Beside April “La Mahavishnu Orchestra ha avuto una grande influenza su questa traccia. In passato non abbiamo prodotto molti brani con riff come questo, quindi è figo riuscire a inserire qualche elemento con tanti riff. Per noi ha avuto senso pubblicare questo pezzo come singolo, prima dell’uscita del disco, perché ha un’energia proprio epica. Con noi qui c’è Karriem Riggins: si è presentato quando lo stavamo ascoltando in studio e gli è piaciuto come suonava. Ovviamente è un batterista eccezionale, ma per questo pezzo ci ha detto ‘Datemi solo un rullante!’. Quindi Alex ha suonato la batteria e Karriem il rullante con le spazzole, appositamente microfonato. Con quell’unico tamburo ha creato suoni mai sentiti prima: è stato meraviglioso.”

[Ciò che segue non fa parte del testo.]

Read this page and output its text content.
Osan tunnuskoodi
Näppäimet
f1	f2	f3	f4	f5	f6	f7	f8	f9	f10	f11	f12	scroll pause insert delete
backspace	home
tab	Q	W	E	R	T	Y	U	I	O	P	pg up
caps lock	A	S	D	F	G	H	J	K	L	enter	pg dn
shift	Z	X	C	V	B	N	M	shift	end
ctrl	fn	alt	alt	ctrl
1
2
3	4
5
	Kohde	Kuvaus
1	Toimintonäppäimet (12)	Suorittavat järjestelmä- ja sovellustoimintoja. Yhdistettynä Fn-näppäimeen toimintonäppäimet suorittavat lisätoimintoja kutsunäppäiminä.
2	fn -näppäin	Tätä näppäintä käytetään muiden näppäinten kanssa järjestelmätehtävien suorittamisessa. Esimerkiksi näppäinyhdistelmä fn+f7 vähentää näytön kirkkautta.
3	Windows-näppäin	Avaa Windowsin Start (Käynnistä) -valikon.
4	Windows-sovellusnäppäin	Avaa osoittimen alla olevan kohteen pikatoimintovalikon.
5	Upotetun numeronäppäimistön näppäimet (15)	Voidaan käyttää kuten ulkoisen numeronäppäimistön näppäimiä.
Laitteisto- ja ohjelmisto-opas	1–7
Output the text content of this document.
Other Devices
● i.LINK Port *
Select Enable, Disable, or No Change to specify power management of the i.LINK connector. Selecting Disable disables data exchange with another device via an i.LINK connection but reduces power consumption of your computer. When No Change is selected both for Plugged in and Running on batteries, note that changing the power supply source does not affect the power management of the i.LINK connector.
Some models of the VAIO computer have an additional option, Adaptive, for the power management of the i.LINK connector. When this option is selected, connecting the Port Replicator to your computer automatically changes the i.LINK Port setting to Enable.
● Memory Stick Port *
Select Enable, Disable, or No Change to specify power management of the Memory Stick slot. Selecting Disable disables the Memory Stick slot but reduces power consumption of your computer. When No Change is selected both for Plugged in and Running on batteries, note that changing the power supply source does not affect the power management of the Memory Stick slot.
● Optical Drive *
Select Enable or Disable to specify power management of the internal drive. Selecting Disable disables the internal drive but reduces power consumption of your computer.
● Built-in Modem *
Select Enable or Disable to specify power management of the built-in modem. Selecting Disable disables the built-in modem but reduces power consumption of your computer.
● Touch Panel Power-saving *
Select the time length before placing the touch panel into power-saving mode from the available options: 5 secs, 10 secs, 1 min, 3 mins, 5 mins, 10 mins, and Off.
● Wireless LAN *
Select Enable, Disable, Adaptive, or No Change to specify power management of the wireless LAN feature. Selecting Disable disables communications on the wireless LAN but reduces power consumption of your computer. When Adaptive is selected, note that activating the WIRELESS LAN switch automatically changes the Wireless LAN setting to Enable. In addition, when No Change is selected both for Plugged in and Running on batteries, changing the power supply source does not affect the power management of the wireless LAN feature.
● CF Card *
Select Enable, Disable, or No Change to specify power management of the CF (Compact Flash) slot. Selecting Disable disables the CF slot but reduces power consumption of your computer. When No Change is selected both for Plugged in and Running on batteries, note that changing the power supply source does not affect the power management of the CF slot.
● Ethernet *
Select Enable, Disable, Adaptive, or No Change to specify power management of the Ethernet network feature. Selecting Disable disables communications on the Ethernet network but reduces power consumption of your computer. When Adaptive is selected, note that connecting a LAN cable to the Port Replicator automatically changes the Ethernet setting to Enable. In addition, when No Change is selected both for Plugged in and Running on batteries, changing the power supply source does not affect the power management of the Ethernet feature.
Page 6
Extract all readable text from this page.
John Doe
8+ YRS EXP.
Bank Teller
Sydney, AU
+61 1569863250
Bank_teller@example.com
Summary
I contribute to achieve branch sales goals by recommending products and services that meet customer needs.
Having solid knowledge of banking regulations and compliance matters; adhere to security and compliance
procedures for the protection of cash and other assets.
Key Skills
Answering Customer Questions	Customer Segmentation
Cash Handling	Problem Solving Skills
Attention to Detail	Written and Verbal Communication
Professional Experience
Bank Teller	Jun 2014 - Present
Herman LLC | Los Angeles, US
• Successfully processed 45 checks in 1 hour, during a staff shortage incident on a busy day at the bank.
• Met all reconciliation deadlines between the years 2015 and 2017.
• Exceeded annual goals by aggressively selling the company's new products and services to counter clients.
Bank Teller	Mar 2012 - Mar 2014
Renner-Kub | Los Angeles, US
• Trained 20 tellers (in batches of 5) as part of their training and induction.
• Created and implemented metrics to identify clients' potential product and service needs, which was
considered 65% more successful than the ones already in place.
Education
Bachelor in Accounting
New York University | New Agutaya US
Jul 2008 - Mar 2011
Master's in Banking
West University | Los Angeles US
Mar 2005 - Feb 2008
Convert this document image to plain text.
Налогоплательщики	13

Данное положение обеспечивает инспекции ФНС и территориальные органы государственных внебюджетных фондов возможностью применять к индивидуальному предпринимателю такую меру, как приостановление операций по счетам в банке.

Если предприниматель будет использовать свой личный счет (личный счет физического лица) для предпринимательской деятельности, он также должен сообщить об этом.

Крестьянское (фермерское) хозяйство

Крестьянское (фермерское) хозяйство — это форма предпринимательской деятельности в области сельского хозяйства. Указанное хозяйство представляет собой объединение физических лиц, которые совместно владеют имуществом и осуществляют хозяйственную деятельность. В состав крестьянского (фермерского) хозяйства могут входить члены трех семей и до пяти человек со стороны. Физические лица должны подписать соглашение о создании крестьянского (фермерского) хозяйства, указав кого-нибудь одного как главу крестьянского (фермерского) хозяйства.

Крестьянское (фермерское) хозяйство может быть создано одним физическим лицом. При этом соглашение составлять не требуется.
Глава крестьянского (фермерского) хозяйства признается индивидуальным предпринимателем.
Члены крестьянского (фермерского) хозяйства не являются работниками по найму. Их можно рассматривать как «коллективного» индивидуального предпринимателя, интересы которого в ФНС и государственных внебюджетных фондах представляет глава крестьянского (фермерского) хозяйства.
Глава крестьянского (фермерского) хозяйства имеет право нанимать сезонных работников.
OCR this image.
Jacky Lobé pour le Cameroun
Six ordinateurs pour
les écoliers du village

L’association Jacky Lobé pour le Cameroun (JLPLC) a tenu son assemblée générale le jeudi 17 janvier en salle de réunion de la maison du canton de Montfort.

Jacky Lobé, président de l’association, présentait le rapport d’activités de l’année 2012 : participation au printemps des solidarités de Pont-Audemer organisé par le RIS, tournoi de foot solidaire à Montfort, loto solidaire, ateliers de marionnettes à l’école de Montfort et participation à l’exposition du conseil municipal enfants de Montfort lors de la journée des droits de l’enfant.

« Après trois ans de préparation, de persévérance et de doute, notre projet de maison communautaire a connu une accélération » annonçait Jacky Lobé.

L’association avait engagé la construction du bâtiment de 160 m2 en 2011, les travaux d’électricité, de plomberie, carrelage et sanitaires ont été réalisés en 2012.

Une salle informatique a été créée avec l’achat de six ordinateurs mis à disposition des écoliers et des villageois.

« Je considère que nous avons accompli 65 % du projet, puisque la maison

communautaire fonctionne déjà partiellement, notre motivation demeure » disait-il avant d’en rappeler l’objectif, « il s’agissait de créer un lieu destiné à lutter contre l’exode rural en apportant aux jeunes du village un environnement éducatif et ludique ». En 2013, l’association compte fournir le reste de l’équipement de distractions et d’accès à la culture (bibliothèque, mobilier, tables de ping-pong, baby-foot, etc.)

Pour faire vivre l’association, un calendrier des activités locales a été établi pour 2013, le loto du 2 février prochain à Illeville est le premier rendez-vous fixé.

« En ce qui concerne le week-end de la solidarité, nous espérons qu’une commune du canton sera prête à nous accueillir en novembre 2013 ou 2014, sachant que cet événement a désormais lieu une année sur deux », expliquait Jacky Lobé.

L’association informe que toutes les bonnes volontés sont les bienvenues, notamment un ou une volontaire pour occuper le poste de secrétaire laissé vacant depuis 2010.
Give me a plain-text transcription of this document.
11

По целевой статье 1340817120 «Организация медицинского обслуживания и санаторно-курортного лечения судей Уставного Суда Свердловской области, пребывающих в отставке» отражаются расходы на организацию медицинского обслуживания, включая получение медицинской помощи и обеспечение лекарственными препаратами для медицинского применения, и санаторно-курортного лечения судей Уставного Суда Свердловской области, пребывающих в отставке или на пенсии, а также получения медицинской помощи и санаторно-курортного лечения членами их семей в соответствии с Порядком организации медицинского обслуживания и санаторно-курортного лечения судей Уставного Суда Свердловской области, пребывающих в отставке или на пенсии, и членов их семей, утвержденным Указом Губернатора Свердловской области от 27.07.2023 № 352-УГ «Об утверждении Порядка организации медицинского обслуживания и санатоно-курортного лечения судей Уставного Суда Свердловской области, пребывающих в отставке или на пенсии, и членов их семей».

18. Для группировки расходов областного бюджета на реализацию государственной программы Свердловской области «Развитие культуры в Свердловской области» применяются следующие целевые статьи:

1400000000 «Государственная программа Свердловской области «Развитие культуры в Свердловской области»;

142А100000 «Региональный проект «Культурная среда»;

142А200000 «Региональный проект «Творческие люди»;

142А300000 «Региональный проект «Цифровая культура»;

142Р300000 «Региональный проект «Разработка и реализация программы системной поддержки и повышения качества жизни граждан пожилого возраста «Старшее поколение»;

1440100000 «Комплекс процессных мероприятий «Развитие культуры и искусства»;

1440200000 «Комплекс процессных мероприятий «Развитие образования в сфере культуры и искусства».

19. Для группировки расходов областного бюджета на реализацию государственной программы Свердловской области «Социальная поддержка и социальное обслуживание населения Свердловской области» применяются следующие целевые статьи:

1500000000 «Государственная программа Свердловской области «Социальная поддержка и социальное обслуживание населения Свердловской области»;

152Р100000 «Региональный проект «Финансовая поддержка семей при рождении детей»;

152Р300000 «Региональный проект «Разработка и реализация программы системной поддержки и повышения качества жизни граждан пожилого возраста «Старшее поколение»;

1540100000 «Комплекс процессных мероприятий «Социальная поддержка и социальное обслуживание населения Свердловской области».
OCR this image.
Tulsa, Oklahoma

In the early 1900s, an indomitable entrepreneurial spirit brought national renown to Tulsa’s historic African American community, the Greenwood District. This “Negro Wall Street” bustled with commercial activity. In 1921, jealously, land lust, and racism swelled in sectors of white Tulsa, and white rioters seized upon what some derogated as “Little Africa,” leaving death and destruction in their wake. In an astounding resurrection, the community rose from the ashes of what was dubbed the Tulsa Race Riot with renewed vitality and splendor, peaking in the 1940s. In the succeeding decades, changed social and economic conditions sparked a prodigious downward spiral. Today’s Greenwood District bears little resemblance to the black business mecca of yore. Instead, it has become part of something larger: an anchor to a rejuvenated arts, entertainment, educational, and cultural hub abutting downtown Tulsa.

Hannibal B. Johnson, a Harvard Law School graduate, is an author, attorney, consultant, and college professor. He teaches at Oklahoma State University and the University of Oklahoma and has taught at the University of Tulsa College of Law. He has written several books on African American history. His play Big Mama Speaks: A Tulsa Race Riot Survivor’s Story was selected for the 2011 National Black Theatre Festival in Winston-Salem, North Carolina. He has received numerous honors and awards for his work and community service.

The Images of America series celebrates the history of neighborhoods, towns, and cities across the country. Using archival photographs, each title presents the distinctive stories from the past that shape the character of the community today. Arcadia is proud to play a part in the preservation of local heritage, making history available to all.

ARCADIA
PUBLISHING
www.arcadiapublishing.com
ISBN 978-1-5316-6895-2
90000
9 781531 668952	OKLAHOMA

Love Proceeding “Mentre ero fuori città, Leland e Alex si sono visti e hanno improvvisato una prima versione del pezzo. Una cosa interessante del disco è che è la prima cosa che abbiamo fatto in tre, dato che Matty – il nostro tastierista e membro fondatore della band – se n’è andato per conto suo un paio di anni fa. Di conseguenza, qui ci siamo noi che cerchiamo di capire cosa fare e se siamo in grado di coprire tutte le parti. In questo pezzo, Leland ha suonato la chitarra nella prima parte per poi correre al sax per suonare l’assolo: e abbiamo realizzato tutto in un solo take, il che è stato piuttosto divertente.”
Timid, Intimidating “Un’altra cosa che in generale differenzia questo disco dagli altri è che abbiamo portato cose scritte da soli e le abbiamo elevate al livello superiore con il resto del gruppo, invece che lavorare tutti insieme a ogni parte del processo di scrittura. In pratica, stavo cercando di scrivere pezzi che contenessero riff un po’ matti e avevo una versione demo MIDI molto divertente, ma si è cancellata e quindi ho dovuto ricordarmi tutto e insegnarlo ai ragazzi. Alla fine, il pezzo è diventato ciò che è possibile sentire, ma all’inizio era solo una bella struttura per un paio di assoli. Ha echi alla Steely Dan: non stavo pensando davvero a loro, all’epoca, ma sono stati un’influenza importante per noi.”
Beside April (Reprise) “Prima che registrassimo la versione originale di ‘Beside April’, ero andato a trovare mia madre e stavo suonando il suo pianoforte, quando mi è venuta questa versione alternativa. Un giorno avevamo del tempo in più in studio, quindi io ho registrato la parte di piano e poi Verocai ci ha messo del suo.”
Talk Meaning “Era uno degli ultimi giorni in studio, e Terrace Martin è passato per un paio d’ore. In tour ci eravamo incrociati spesso, ma non eravamo mai riusciti a fare qualcosa insieme in studio. Ci ha regalato molto del suo tempo. Leland e Alex hanno scritto la melodia principale e gli accordi di questo pezzo, e poi volevamo suonarlo in un contesto jazz, quindi abbiamo semplicemente mostrato a Terrace il tema. Nel pezzo c’è un setup microfonico davvero old school: ci sono forse un paio di microfoni per la batteria, uno per il basso e uno per entrambi i sassofoni. Quindi, Leland e Terrace stavano in piedi dietro un diaframma e dovevano muoversi avanti e indietro [rispetto al microfono] a seconda di chi aveva la parte principale. Abbiamo poi aggiunto qualche tastiera e Verocai ha creato uno splendido arrangiamento. E come tocco finale abbiamo mandato tutto a Brandee Younger, un’arpista straordinaria, che ha fatto fare un ulteriore salto di qualità al pezzo suonando un’outro magnifica. È la collaborazione più profonda del disco.”